The Bank of New York Mellon Corp., one of two trustees of failed Medical Capital Holdings Inc. private placements, has agreed to pay $114 million to investors of MedCap notes.
Medical Capital collapsed in 2009 after the Securities and Exchange Commission charged it with fraud. The medical-receivables company issued close to $2.2 billion in notes from 2003 to 2009. Investors lost about half of that amount, according to court documents.
After Medical Capital failed, investors took numerous legal actions, from suing broker-dealers and the registered representatives who sold them the securities to suing the trustees such as Bank of New York and Wells Fargo & Co.
In lawsuits against the banks, plaintiffs alleged that executives with Medical Capital “used the trustee-controlled accounts as their personal piggy banks” and that Wells Fargo and Bank of New York “were paid substantial fees” for their service. A few other such investor complaints were joined together in a class action.
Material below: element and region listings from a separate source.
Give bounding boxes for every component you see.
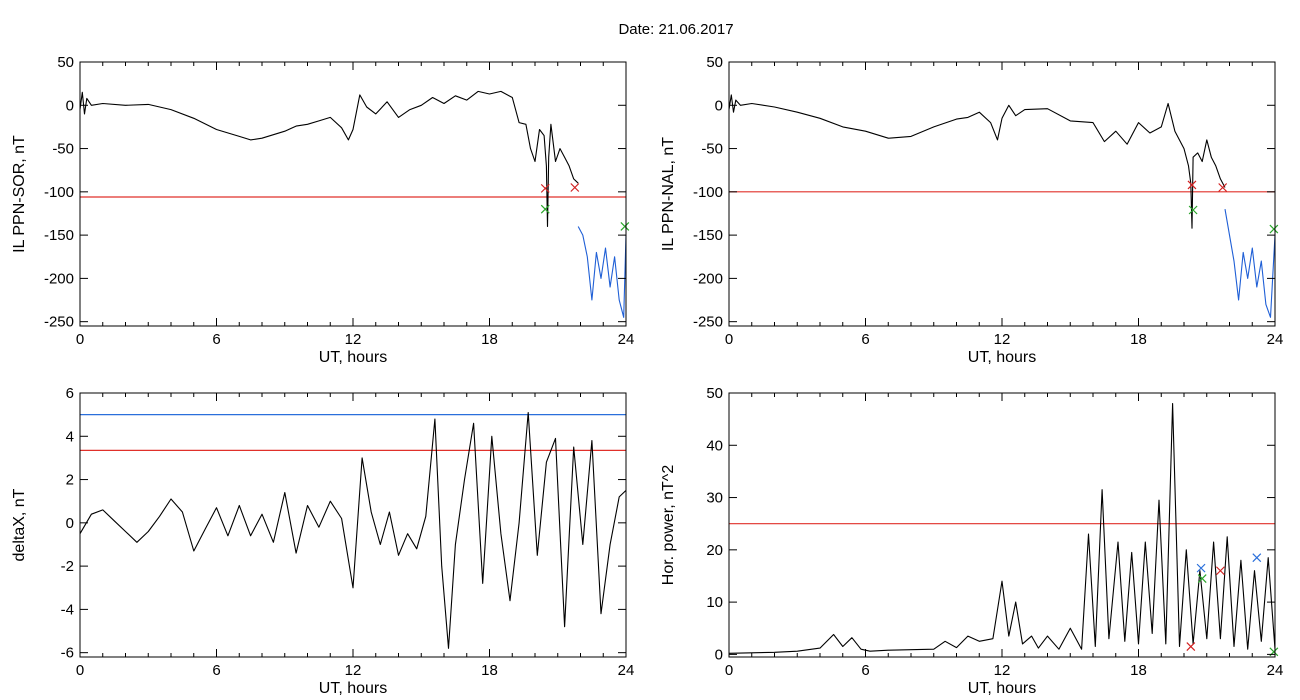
x-axis-label: UT, hours: [319, 680, 387, 697]
x-tick-label: 12: [994, 662, 1011, 679]
data-marker: [1196, 563, 1206, 573]
y-tick-label: 50: [706, 385, 723, 402]
y-tick-label: 4: [66, 428, 74, 445]
y-tick-label: -200: [44, 270, 74, 287]
y-tick-label: 50: [706, 54, 723, 71]
y-tick-label: -4: [61, 601, 74, 618]
y-tick-label: 0: [66, 515, 74, 532]
x-axis-label: UT, hours: [968, 680, 1036, 697]
y-tick-label: -50: [52, 141, 74, 158]
y-tick-label: 30: [706, 490, 723, 507]
x-tick-label: 24: [1267, 662, 1284, 679]
x-tick-label: 0: [725, 331, 733, 348]
series-line: [79, 411, 627, 649]
y-tick-label: 2: [66, 472, 74, 489]
data-marker: [570, 183, 580, 192]
x-tick-label: 6: [861, 331, 869, 348]
panel-bottom-left: UT, hours deltaX, nT 0 6 12 18 24 6 4 2 0 -2 -4 -6: [11, 385, 634, 697]
plot-frame: [728, 61, 1276, 327]
data-marker: [1186, 642, 1196, 651]
x-tick-label: 12: [994, 331, 1011, 348]
y-tick-label: 0: [715, 97, 723, 114]
x-tick-label: 18: [1130, 662, 1147, 679]
data-marker: [1215, 566, 1225, 576]
y-tick-label: -100: [44, 184, 74, 201]
data-marker: [1187, 180, 1197, 190]
y-tick-label: -100: [693, 184, 723, 201]
x-tick-label: 0: [725, 662, 733, 679]
x-tick-label: 6: [861, 662, 869, 679]
y-tick-label: 0: [715, 646, 723, 663]
y-tick-label: 0: [66, 97, 74, 114]
y-tick-label: 50: [57, 54, 74, 71]
y-axis-label: IL PPN-SOR, nT: [11, 135, 28, 253]
series-line: [728, 402, 1276, 654]
y-tick-label: -250: [693, 314, 723, 331]
plot-frame: [728, 392, 1276, 658]
data-marker: [1188, 205, 1198, 215]
y-tick-label: 40: [706, 437, 723, 454]
y-axis-label: Hor. power, nT^2: [660, 465, 677, 586]
x-tick-label: 12: [345, 662, 362, 679]
y-tick-label: -150: [693, 227, 723, 244]
data-marker: [540, 204, 550, 214]
x-tick-label: 24: [618, 662, 635, 679]
plot-frame: [79, 392, 627, 658]
data-marker: [1252, 553, 1262, 563]
series-line: [1224, 209, 1276, 318]
data-marker: [620, 222, 630, 231]
panel-top-right: UT, hours IL PPN-NAL, nT 0 6 12 18 24 50 0 -50 -…: [660, 54, 1283, 366]
page-title: Date: 21.06.2017: [618, 21, 733, 38]
data-marker: [1197, 574, 1207, 584]
y-tick-label: -200: [693, 270, 723, 287]
x-tick-label: 24: [618, 331, 635, 348]
x-tick-label: 6: [212, 331, 220, 348]
data-marker: [1269, 224, 1279, 234]
x-tick-label: 18: [481, 662, 498, 679]
y-tick-label: -50: [701, 141, 723, 158]
y-tick-label: -150: [44, 227, 74, 244]
y-tick-label: -6: [61, 645, 74, 662]
x-tick-label: 18: [1130, 331, 1147, 348]
y-tick-label: 6: [66, 385, 74, 402]
series-line: [728, 94, 1226, 229]
y-tick-label: -250: [44, 314, 74, 331]
panel-top-left: UT, hours IL PPN-SOR, nT 0 6 12 18 24 50 0 -50 -…: [11, 54, 634, 366]
x-tick-label: 6: [212, 662, 220, 679]
x-tick-label: 24: [1267, 331, 1284, 348]
y-tick-label: 20: [706, 542, 723, 559]
data-marker: [1218, 183, 1228, 192]
plot-frame: [79, 61, 627, 327]
x-tick-label: 0: [76, 662, 84, 679]
y-axis-label: IL PPN-NAL, nT: [660, 137, 677, 251]
x-tick-label: 0: [76, 331, 84, 348]
x-axis-label: UT, hours: [319, 349, 387, 366]
panel-bottom-right: UT, hours Hor. power, nT^2 0 6 12 18 24 50 40 3…: [660, 385, 1283, 697]
x-tick-label: 12: [345, 331, 362, 348]
x-tick-label: 18: [481, 331, 498, 348]
y-axis-label: deltaX, nT: [11, 488, 28, 561]
series-line: [79, 90, 579, 228]
series-line: [577, 226, 627, 318]
y-tick-label: 10: [706, 594, 723, 611]
y-tick-label: -2: [61, 558, 74, 575]
data-marker: [540, 183, 550, 193]
x-axis-label: UT, hours: [968, 349, 1036, 366]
Investors' complaints against Wells Fargo continue. A Wells Fargo spokeswoman, Mary Eshet, did not return a call today seeking comment.
Bank of New York spokesman Kevin Heine said, “We are pleased to be putting this matter behind us.”
Investors and Bank of New York reached an agreement to the settlement in December, but it was revealed last Thursday in documents filed in U.S. District Court in Santa Ana, Calif. The settlement requires court approval.
At the time of the lawsuits against the banks, some registered reps who sold Medical Capital notes said that the participation of Bank of New York and Wells Fargo as trustee for Medical Capital notes gave them a sense of security when selling the notes.
The Medical Capital receiver so far has come up with $157.5 million for investors. Investors who bought Medical Capital notes from Securities America Inc., the largest seller of the notes, received close to $80 million as part of a 2011 class action settlement involving Medical Capital and other failed private placements.